A Real Boy (flash fiction)

Once in a while an idea for a story jumps into my head and won’t let go until I write it down. This one has been on the back brain burner for a few days. It may become a longer tale at some stage, but for now I am signing off on it as a flash fiction story. It also prompted a writing tip: try writing something which is an inversion of something familiar. I trust you will get it when you read….


My father’s expression is kindly, unchangeably so. That frozen smile, those laughter lines scored into the corners of his eyes. He rarely speaks, but whenever he does his voice seems to come from above, behind the curtained vault of heaven.

How he came to make me in the first place is a profound mystery. His hands  are  fingerless, the thumbs not even articulated, but I admire them; they are the hands of a master craftsman. A master craftsman who made me so perfectly in all my imperfection.
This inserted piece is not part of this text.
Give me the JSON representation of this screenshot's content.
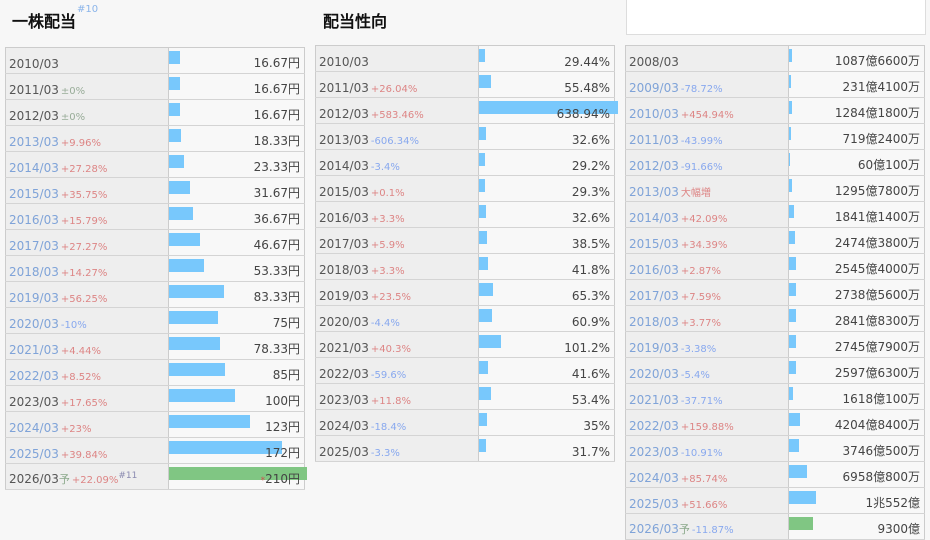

I waggle my tiny, chubby fingers in front of my face. Five fingers and a thumb on each hand. They repulse me. Why should I have all this fleshy articulation when I would infinitely prefer to have solid wooden spoons like father? It seems so unfair that he is unarticulate whereas I am so fluent, both in body and in speech. When I speak my lips and my tongue move. That tongue of mine is disgusting in my mouth, a wriggly little worm, fattening itself on the inane words that insist on spilling out of me.

If only I could have the same painted smile as my father. If only my lips could not move. Then perhaps I would not keep asking the same question, over and over, “Why, father? Why did you make me?”

With my back against the wall, I sit quite still, legs outstretched, feet over the edge of the workbench while father tries in vain to tie my boot laces.  The best he can manage is to cup each boot in turn in his spoony hands and lever them onto my repulsive, multi-toed pink feet. Though he’s still smiling — how can he do otherwise? — I feel sorry for him, and decide to let him off the hook.

“Can I do up my own laces, father?” I say.

When he raises his head his expression might be one of either surprise or gratitude. Depending on the angle of his head or how the artificial lighting strikes it.

He steps back, giving me his silent permission. My heart breaks for him.

Drawing my feet up onto the bench one at a time, I lace up the boots. Then I slide off the bench and onto the floor.

Father nods in satisfaction and clumsily pats me on the head.

“Time for school,” he says.

I know this already. My first day.  I nod and fetch my satchel from the hook behind the door. Glancing up briefly I find myself finally understanding why our house does not have a roof. Why none of the houses in town do. It is to allow father, and all of the other residents to move in and out of their homes freely. So that their strings do not catch on anything as they go about their daily business.

After kissing my father’s hard, varnished cheek, then patting the black carved wooden cat sitting on the windowsill, I bid them both goodbye. The cat might try to follow me, I think, but then again he has been on his perch for as long as I have known him, though I have no idea how long that might be. Each day, like my father’s smile, is exactly the same as the one before. There is nothing to mark the passage of time here, except for that single bright star that appears in the dark blue curtain above us once upon an eternity.